The film isn’t a write-off. Well-handled, it could have had the sober dramatic voltage of something like Todd Haynes’ Dark Waters. The problems are of style, focus and intent. Levitas has shaped the story to flatter Smith with a fairly groan-worthy redemption arc – he’s a burnt-out case at the start, a boozy wreck the film lavishes with a Hemingwayesque tragic glamour. There’s only one shot of Depp looking terminally depressed in said beret, reclining on a chaise longue to Thelonious Monk while knocking back drinks in his elaborately bohemian studio-apartmentcum-darkroom, but it’s one too many.

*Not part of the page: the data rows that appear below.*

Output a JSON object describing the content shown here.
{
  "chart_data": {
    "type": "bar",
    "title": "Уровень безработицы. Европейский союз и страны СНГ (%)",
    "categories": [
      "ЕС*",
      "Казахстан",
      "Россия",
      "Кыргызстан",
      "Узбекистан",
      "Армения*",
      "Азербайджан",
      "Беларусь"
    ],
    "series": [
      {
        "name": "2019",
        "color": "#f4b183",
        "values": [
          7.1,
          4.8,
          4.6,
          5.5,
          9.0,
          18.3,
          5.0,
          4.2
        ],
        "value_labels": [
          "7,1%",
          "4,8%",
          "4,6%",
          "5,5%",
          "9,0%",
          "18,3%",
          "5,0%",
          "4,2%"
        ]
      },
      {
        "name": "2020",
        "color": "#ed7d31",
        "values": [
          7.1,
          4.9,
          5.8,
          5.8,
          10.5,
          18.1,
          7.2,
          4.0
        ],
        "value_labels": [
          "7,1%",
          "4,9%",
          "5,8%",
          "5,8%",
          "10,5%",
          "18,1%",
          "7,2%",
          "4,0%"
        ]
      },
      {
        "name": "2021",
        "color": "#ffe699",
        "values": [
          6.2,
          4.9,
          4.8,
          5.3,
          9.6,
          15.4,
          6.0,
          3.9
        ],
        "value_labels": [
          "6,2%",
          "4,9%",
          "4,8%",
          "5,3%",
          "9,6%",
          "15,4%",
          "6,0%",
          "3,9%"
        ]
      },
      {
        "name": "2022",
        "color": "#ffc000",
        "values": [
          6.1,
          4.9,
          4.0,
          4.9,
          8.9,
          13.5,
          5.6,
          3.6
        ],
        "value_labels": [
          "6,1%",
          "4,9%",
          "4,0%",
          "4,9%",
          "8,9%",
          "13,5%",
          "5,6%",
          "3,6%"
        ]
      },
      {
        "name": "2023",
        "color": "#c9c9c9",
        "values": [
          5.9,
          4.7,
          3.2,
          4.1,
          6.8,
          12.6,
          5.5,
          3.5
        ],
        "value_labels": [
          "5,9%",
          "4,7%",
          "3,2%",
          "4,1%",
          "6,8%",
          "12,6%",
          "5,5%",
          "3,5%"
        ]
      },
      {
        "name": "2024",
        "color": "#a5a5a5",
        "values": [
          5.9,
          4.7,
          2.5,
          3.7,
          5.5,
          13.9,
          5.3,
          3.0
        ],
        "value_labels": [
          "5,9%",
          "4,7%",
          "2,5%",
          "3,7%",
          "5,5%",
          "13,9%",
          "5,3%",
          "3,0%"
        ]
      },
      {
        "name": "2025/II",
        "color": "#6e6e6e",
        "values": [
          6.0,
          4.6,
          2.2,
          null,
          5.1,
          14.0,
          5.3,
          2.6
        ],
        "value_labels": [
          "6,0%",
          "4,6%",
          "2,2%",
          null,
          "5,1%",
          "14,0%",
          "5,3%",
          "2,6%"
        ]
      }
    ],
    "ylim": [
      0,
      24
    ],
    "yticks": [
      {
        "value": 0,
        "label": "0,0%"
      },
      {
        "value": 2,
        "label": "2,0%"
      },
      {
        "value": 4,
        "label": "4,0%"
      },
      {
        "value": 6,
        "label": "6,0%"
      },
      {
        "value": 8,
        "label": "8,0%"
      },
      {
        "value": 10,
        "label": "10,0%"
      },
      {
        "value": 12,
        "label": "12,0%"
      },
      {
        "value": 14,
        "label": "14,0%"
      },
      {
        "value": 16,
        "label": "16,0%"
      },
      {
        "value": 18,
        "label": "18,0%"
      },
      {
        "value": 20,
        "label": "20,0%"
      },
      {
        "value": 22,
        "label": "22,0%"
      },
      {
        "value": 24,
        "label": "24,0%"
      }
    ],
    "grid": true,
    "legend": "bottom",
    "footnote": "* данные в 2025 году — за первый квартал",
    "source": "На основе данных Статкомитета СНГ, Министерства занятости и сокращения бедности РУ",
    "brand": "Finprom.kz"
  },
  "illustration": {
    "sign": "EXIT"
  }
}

Added to this is the hectoring colour palette, which dives into red darkroom filters whenever it wants contrast. The film is altogether too fond of nasty blue gels, pointless shots from the rafters and traumatising Smith – who sustained terrible burns from mortar fire during the Battle of Okinawa – with montages of his own war photography. Even after he’s brutally attacked by Chisso employees, who partially wrecked his eyesight, the film lingers on his bandages with rock-star awe, making a cool spectacle of his battle scars. For a film about photography, it often has bizarrely wrong-headed notions of where the camera ought to be.

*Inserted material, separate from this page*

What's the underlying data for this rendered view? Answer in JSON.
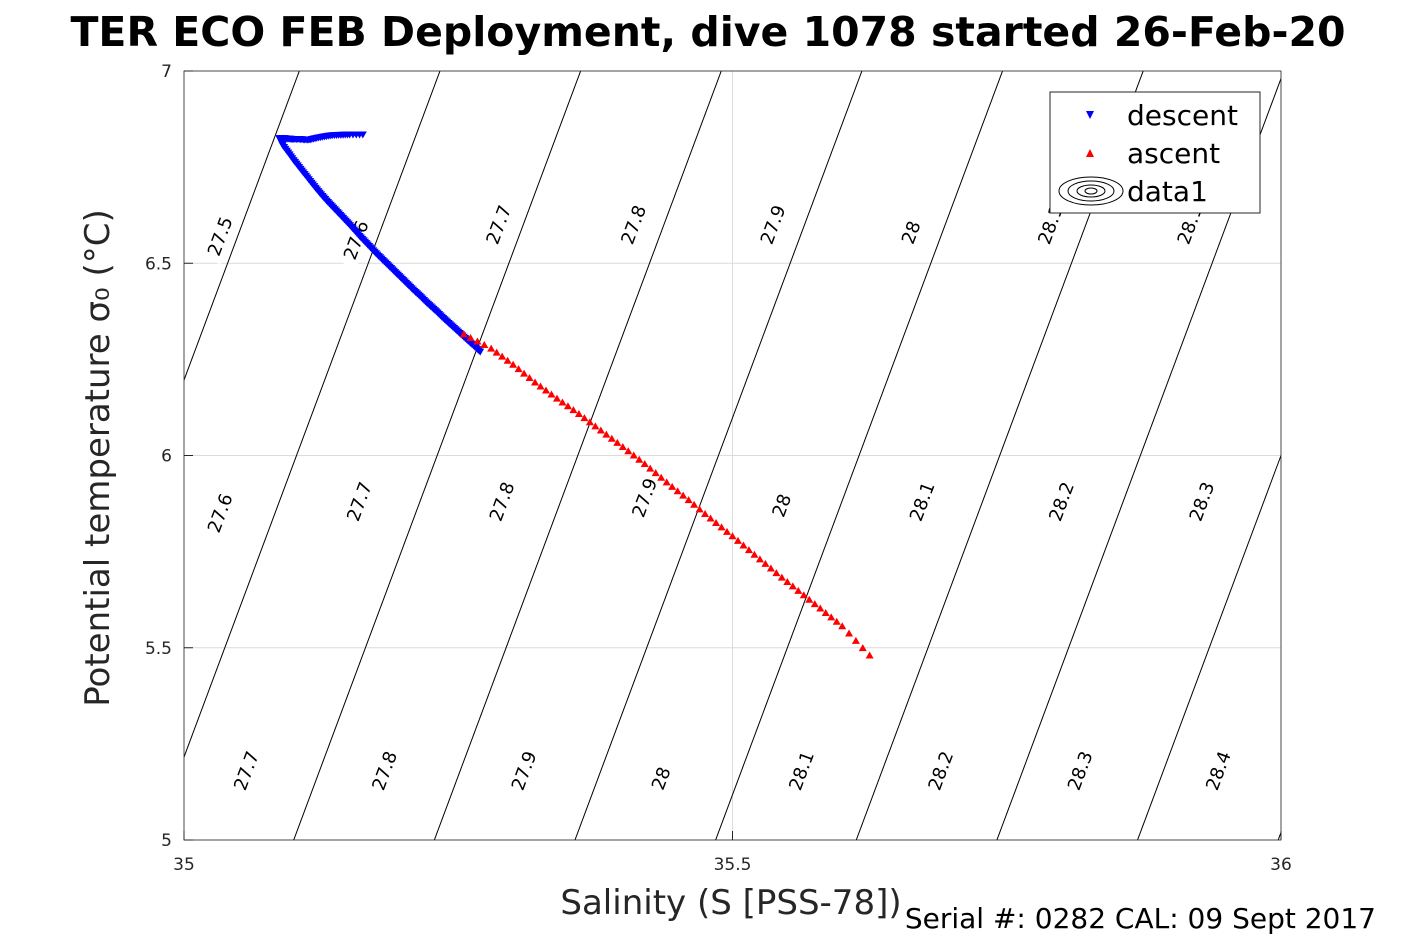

Even Ryuichi Sakamoto, such a theoretically perfect composer for this job, struggles to help the cause – or rather, his score rises to a pitch of agony that feels punishingly overlaid, trying to do too much work the images simply don’t support.

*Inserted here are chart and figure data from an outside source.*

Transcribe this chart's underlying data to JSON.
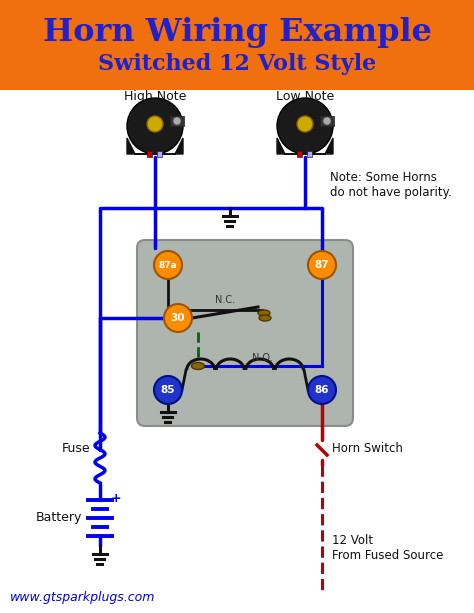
{
  "title_line1": "Horn Wiring Example",
  "title_line2": "Switched 12 Volt Style",
  "title_bg": "#F07010",
  "title_color": "#2020CC",
  "bg_color": "#ffffff",
  "relay_box_color": "#aab0aa",
  "wire_blue": "#0000ee",
  "wire_red": "#bb0000",
  "wire_green_dash": "#006600",
  "wire_black": "#111111",
  "pin_orange": "#FF8C00",
  "pin_blue": "#2233cc",
  "note_text": "Note: Some Horns\ndo not have polarity.",
  "label_high_note": "High Note",
  "label_low_note": "Low Note",
  "label_fuse": "Fuse",
  "label_battery": "Battery",
  "label_horn_switch": "Horn Switch",
  "label_12volt": "12 Volt\nFrom Fused Source",
  "label_nc": "N.C.",
  "label_no": "N.O.",
  "label_85": "85",
  "label_86": "86",
  "label_87": "87",
  "label_87a": "87a",
  "label_30": "30",
  "website": "www.gtsparkplugs.com"
}
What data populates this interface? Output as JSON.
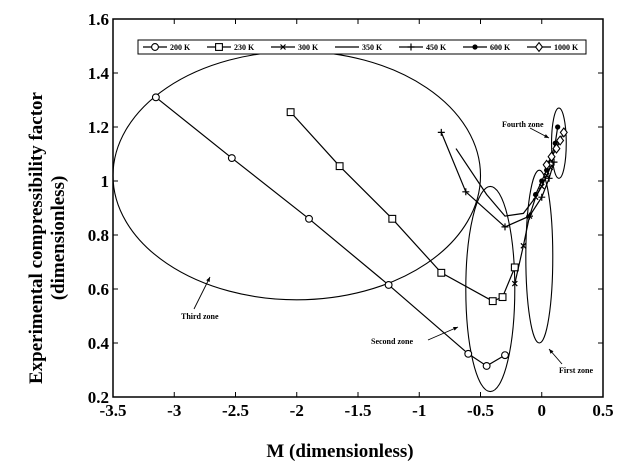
{
  "chart_data": {
    "type": "line",
    "xlabel": "M (dimensionless)",
    "ylabel_line1": "Experimental compressibility factor",
    "ylabel_line2": "(dimensionless)",
    "xlim": [
      -3.5,
      0.5
    ],
    "ylim": [
      0.2,
      1.6
    ],
    "xticks": [
      "-3.5",
      "-3",
      "-2.5",
      "-2",
      "-1.5",
      "-1",
      "-0.5",
      "0",
      "0.5"
    ],
    "yticks": [
      "0.2",
      "0.4",
      "0.6",
      "0.8",
      "1",
      "1.2",
      "1.4",
      "1.6"
    ],
    "legend_position": "top",
    "series": [
      {
        "name": "200 K",
        "marker": "circle",
        "x": [
          -3.15,
          -2.53,
          -1.9,
          -1.25,
          -0.6,
          -0.45,
          -0.3
        ],
        "y": [
          1.31,
          1.085,
          0.86,
          0.615,
          0.36,
          0.315,
          0.355
        ]
      },
      {
        "name": "230 K",
        "marker": "square",
        "x": [
          -2.05,
          -1.65,
          -1.22,
          -0.82,
          -0.4,
          -0.32,
          -0.22
        ],
        "y": [
          1.255,
          1.055,
          0.86,
          0.66,
          0.555,
          0.57,
          0.68
        ]
      },
      {
        "name": "300 K",
        "marker": "x",
        "x": [
          -0.22,
          -0.15,
          -0.1,
          -0.05,
          0.0,
          0.04,
          0.07
        ],
        "y": [
          0.62,
          0.76,
          0.87,
          0.94,
          0.98,
          1.02,
          1.05
        ]
      },
      {
        "name": "350 K",
        "marker": "none",
        "x": [
          -0.7,
          -0.45,
          -0.3,
          -0.15,
          -0.05,
          0.02,
          0.08
        ],
        "y": [
          1.12,
          0.95,
          0.87,
          0.88,
          0.94,
          1.0,
          1.06
        ]
      },
      {
        "name": "450 K",
        "marker": "plus",
        "x": [
          -0.82,
          -0.62,
          -0.3,
          -0.1,
          0.0,
          0.06,
          0.1
        ],
        "y": [
          1.18,
          0.96,
          0.83,
          0.87,
          0.94,
          1.01,
          1.07
        ]
      },
      {
        "name": "600 K",
        "marker": "dot",
        "x": [
          -0.05,
          0.0,
          0.04,
          0.08,
          0.11,
          0.13
        ],
        "y": [
          0.95,
          1.0,
          1.04,
          1.09,
          1.14,
          1.2
        ]
      },
      {
        "name": "1000 K",
        "marker": "diamond",
        "x": [
          0.04,
          0.08,
          0.12,
          0.15,
          0.18
        ],
        "y": [
          1.06,
          1.09,
          1.12,
          1.15,
          1.18
        ]
      }
    ],
    "annotations": [
      {
        "text": "Fourth zone"
      },
      {
        "text": "Third zone"
      },
      {
        "text": "Second zone"
      },
      {
        "text": "First zone"
      }
    ]
  }
}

Bill Nighy, as Smith’s exasperated editor in New York, gets a little more to chew on than Hiroyuki Sanada, who’s thrown scraps as a justice-seeker at the Chisso gates. And Depp’s performance feels pretty sketchy. We’ve seen him run the gamut of tortured artist/ addict clichés so many times before – in The Libertine, The Rum Diary and even Secret Window – that this portrait hardly stands out.
Nothing in Minamata can lessen the power of Smith’s most famous picture, Tomoko Uemura in Her Bath –a mother/daughter image burning with an extraordinary intensity of love and sorrow. But nothing here illuminates it much, either.